10・14第8回「脱原発テント」裁判
  43名が当事者参加申し立て

 十月十四日午前、経済産業省前「脱原発テント」に対し国が撤去と損害賠償を求めている裁判の第8回口頭弁論が、東京地裁で開かれ、午後には参議院議員会館で、約150名の参加で報告集会が行なわれた。
 この公判前の十月十二日の夕方、ネット右翼(「新社会運動」=「在特会」)4名および見張り2名が、テントを襲撃し、とくに第2テント(女性テント)に侵入して、内部をめちゃくちゃに破壊する違法な暴力襲撃を凶行した。
 その一週間前にも、街宣右翼が15台も押し寄せ、脅迫行為を行なっているが、今回のような右翼(と言うより差別排外主義暴力集団)による公然たるテント破壊行為は、初めてのことである。
 裁判報告集会では第一に、この右翼襲撃について報告された。当時テント当番で襲撃を現認した乱鬼龍さん(川柳作家)が、「右翼の襲撃は、原発再稼動に向けて力づくでも叩きつぶそうという、上からの意志が働いていると見るべき。これが繰り返されるかどうか。私たちの対処が必要になる」と報告した。なお襲撃翌日の十三日には、テントひろば運営委員会が、あらゆる攻撃に屈せず非暴力・不服従で闘い続けるとの声明を発した。また、カンパなど支援が即座に寄せられ、テントは修復された。
 第二に、裁判に43名が参加申立てをすることが報告された。これは被告とされた2名(正清太一さん、渕上太郎さん)だけが「占有者」ではなく、フクシマのおんなたちを含む43名が皆占有者であり、当事者だとするもの。申立てが受理されると、裁判闘争は被告テント側がこれからは原告として攻めるような、第二段階に入ると言えるだろう。
他にこの日の法廷では、テント設置場所は小公園とされていたもので、経産省が業務を行なう場所ではないことや、公共性をもった権利行使に対する損害賠償は、スラップ訴訟で権利濫用であるなど、重要な争点も提起されている。
報告集会では他に、「川内テント」が九月二六日に設置(川内原発現地の久見崎海岸)されたこと。
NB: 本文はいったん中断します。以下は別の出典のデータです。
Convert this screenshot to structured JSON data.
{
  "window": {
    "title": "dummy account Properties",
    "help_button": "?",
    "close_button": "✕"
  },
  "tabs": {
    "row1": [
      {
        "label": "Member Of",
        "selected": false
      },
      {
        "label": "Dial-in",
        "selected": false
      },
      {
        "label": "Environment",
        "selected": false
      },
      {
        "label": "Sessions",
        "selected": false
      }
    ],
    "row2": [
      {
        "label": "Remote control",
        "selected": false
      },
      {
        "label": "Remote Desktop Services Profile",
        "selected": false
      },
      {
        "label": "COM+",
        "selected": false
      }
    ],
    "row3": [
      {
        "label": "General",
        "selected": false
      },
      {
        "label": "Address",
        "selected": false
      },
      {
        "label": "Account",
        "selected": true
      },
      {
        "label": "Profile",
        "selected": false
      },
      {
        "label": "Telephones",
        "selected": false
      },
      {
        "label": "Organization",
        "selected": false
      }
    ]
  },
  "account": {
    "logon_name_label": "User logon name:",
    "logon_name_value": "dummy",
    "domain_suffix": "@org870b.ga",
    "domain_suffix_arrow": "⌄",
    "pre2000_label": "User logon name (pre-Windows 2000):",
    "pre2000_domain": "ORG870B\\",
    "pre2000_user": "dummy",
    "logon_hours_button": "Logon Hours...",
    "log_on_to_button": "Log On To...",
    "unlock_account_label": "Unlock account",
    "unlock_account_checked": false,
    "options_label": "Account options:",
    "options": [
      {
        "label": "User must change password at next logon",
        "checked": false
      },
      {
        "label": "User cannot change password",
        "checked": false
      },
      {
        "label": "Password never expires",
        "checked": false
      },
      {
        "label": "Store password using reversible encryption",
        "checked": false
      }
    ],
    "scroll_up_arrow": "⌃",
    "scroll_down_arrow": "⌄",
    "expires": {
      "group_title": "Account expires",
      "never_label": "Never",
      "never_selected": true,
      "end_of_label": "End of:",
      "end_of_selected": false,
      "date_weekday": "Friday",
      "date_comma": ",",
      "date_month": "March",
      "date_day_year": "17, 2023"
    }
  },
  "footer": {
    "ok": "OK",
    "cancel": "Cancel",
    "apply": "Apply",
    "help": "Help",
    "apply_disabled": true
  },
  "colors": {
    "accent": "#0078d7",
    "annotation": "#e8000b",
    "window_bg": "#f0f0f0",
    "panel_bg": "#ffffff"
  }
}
東海第2原発再稼動が争点の、茨城県議会選挙(十二月十四日投票)での候補5名の支援。河合弘之弁護士が初監督の、映画『日本と原発』が十一月八日から公開など、多彩な報告がなされた。
次回テント裁判は、十二月三日。(東京W通信員)


10・29第2回函館市大間原発裁判
  地方自治の当然の権利だ

 十月二九日、函館市が下北半島・大間原発の建設中止などを求めて、国と電源開発㈱を訴えている裁判の第2回公判が東京地裁で開かれた。夕方には、「大間原発反対関東の会」など市民側の主催によって、参院議員会館にて約百名参加の裁判報告集会が行なわれた。
 裁判報告集会では最初に、工藤寿樹函館市長インタビュー(於・日弁連人権大会)が上映された後、弁護団の海渡雄一弁護士が、七月三日の第1回公判以降の経過、この裁判の特徴(自治体が原発差止めを求める初の裁判であること、国側は自治体に出訴権は無いとしていること)を解説した。
 それを受けて中野宏典弁護士が、本日陳述した第2準備書面を解説した。
準備書面は述べる。福島第一原発事故は、「地方自治体そのものを廃止するに等しいか、あるいはこれに準ずるほどの極めて重大な損害」を与えた。自治体には「存立維持権」(団体自治、公有財産および地域)がある。したがって、「極めて重大な損害を被るような施策を国が実施することは地方自治の本旨に反し」ており、当然自治体には司法判断を仰ぐ権利がある、と。
またドイツでは、ミュルハイム・ケアリッヒ原発の停止を判決した裁判(98年1・14連邦裁判所)で、マイエン市が原告となっていた例が示めされた。
続いて、市民訴訟の方の竹田とし子さん(大間原発訴訟の会)が、長期の大間原発反対運動、とくに函館地裁での2010年7月提訴以降の経過を報告。裁判長が代わって、十月の第14回公判では、意見陳述させない、傍聴席減らすという逆行があったが、来年度にこの裁判長はまた代わること、来年三月二七日・第15回、六月四日・第16回と裁判闘争は続くこと、原告一千名の目標まぢかにして第6次原告を募集中、と語った。
さて、函館市原告の方の裁判は、法律論争としては、「法律上の訴訟性」とか「原告適格」とか難しい面もある。しかし大間原発の特段の危険性(プルトニウム混合燃料をフル使用する世界初の原子炉であること、しかも原発をやったことのない会社が、実験炉・実証炉を飛ばして商業運転する)を考えれば、自治体がその住民の生命・財産・権利を守るために、提訴を含めて行動することは、あまりにも当然である。